Imagine your goal like a brick wall. Each brick laid is a step towards the goal. But stack too quickly, and the mortar cannot dry. Your brain is the same. It takes time for the information to sink in. To stick. So, space it out. It’ll also help tap your diffuse thinking mode.

7. Keep an Open Mind

Spend too long in a certain frame of mind, and you'll become like the hammer – every problem will be a nail. This is called the Einstellung effect. It's mechanized thinking, which leaves you unable to imagine new solutions due to prior assumptions and rigid thought patterns. Snap out of it. Ask yourself, what am I doing wrong?

Reach out to others for feedback. Understand their experience, and see how they apply to your own. By empathizing with others, we think like them, offering an entirely new perspective.

Be adventurous. Don't fall into the same routine over and over. Mix things up. You never know where the next idea will come from, so take a chance. All while your brain whirs in the background, accessing the diffuse mode, and strengthening neural-pathways. It can be as simple as taking a different route to work or studying in a new location.

These novel experiences will become tied to the information you're trying to remember. Think of them like hooks to hang the information on. Humans are fantastic at recalling stories and emotions but awful with facts. Combine a story or an event with a subject, and you'll create another route to remembering. Metaphors and analogies work too and can be a great way to use the Feynman Technique. Try explaining a topic using a story or example. If you can do that, think of the story next time you need to remember the topic.

Use your senses too!

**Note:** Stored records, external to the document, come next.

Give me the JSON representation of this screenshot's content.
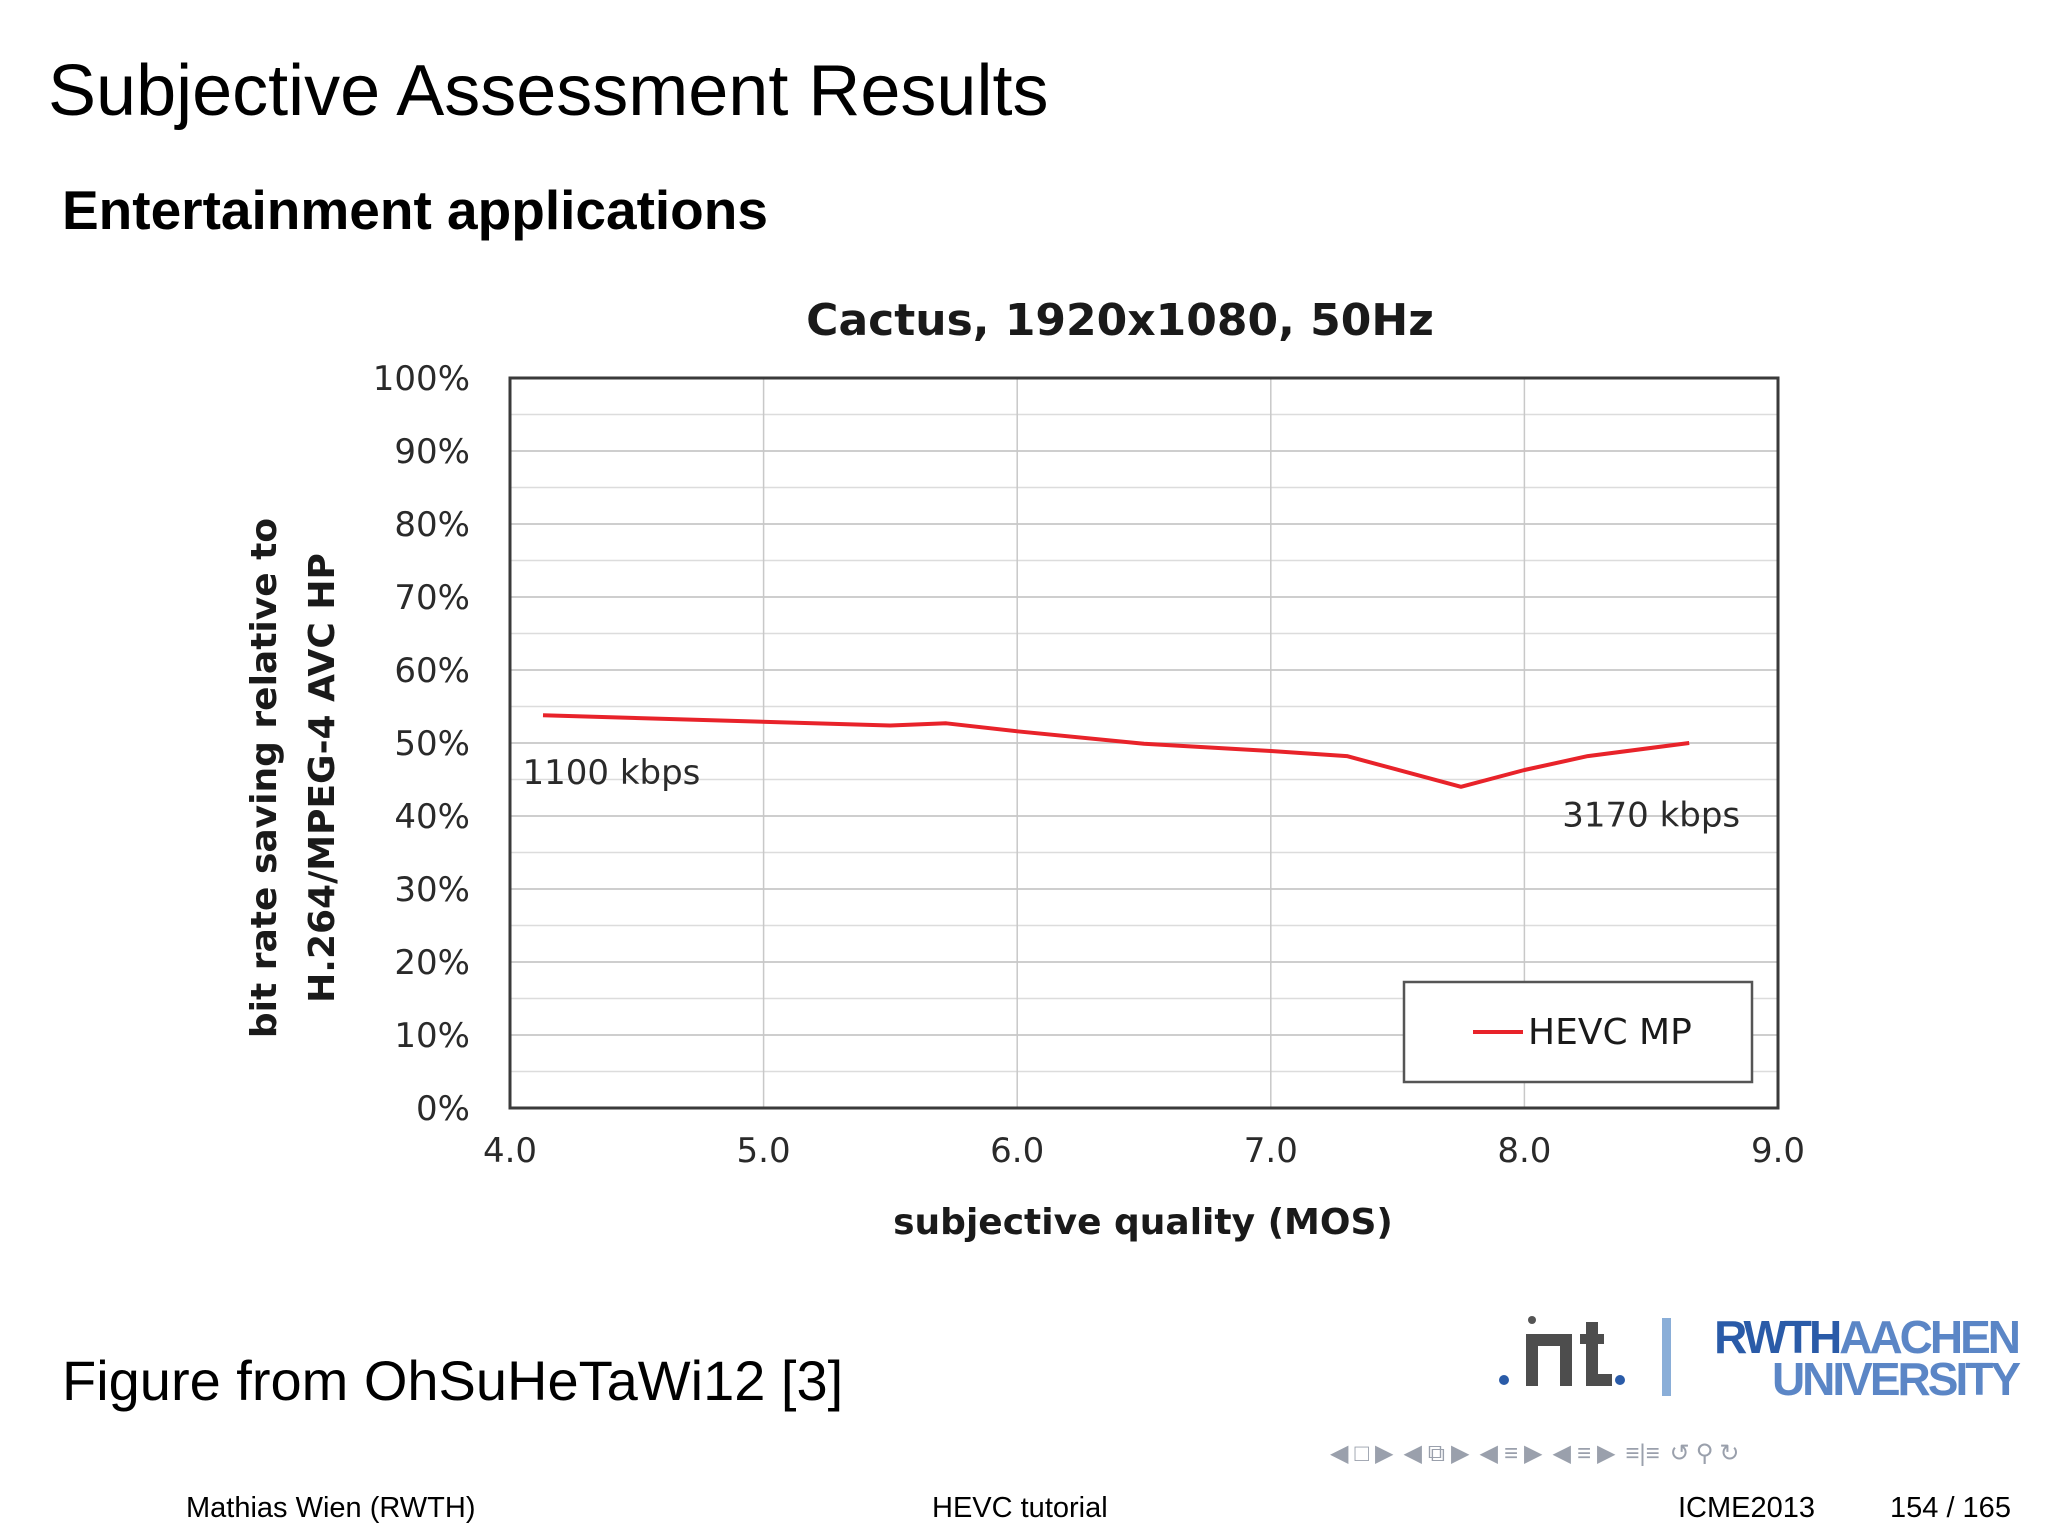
{
  "slide": {
    "title": "Subjective Assessment Results",
    "subtitle": "Entertainment applications",
    "caption": "Figure from OhSuHeTaWi12 [3]"
  },
  "logos": {
    "int": "int",
    "rwth_line1_bold": "RWTH",
    "rwth_line1_light": "AACHEN",
    "rwth_line2": "UNIVERSITY",
    "colors": {
      "rwth_blue": "#2a5ba8",
      "rwth_light_blue": "#5b86c6",
      "separator": "#8aaed8"
    }
  },
  "navigation": {
    "icons": [
      "nav-left-arrow-icon",
      "nav-frame-icon",
      "nav-right-arrow-icon",
      "nav-left-arrow-icon",
      "nav-subsection-icon",
      "nav-right-arrow-icon",
      "nav-left-arrow-icon",
      "nav-section-icon",
      "nav-right-arrow-icon",
      "nav-left-arrow-icon",
      "nav-section-list-icon",
      "nav-right-arrow-icon",
      "nav-align-icon",
      "nav-back-icon",
      "nav-search-icon",
      "nav-forward-icon"
    ]
  },
  "footer": {
    "author": "Mathias Wien  (RWTH)",
    "title": "HEVC tutorial",
    "event": "ICME2013",
    "page": "154 / 165"
  },
  "chart_data": {
    "type": "line",
    "title": "Cactus, 1920x1080, 50Hz",
    "xlabel": "subjective quality (MOS)",
    "ylabel_line1": "bit rate saving relative to",
    "ylabel_line2": "H.264/MPEG-4 AVC HP",
    "xlim": [
      4.0,
      9.0
    ],
    "ylim": [
      0,
      100
    ],
    "x_ticks": [
      "4.0",
      "5.0",
      "6.0",
      "7.0",
      "8.0",
      "9.0"
    ],
    "y_ticks": [
      "0%",
      "10%",
      "20%",
      "30%",
      "40%",
      "50%",
      "60%",
      "70%",
      "80%",
      "90%",
      "100%"
    ],
    "grid": true,
    "legend_position": "bottom-right",
    "series": [
      {
        "name": "HEVC MP",
        "color": "#e8232a",
        "x": [
          4.13,
          5.5,
          5.72,
          6.0,
          6.5,
          7.0,
          7.3,
          7.75,
          8.0,
          8.25,
          8.65
        ],
        "y": [
          53.8,
          52.4,
          52.7,
          51.6,
          49.9,
          48.9,
          48.2,
          44.0,
          46.3,
          48.2,
          50.0
        ]
      }
    ],
    "annotations": [
      {
        "text": "1100 kbps",
        "x": 4.4,
        "y": 46.0
      },
      {
        "text": "3170 kbps",
        "x": 8.5,
        "y": 40.2
      }
    ]
  }
}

Hearing, feeling, smelling are great tools for learning as well as sight. Learning in a garden or office full of art stimulates your senses, and improves memory. For instance, studies have found peppermint, rosemary, and lavender oils can boost memory, alertness and accuracy.

If you genuinely like learning by sight, make maps and diagrams, charts and tables, to help explore the information from a fresh perspective.

After all that hard work, you also need to relax. Learning is supposed to be fun. Set a goal, and once you've reached it reward yourself, and if you don't hold yourself accountable. Only you can make sure you learn. The future is in your hands. So put some skin in the game. Put yourself on the line. With practice comes mastery, independence, purpose, freedom, and opportunities. And if that doesn't motivate you, nothing will. Good luck!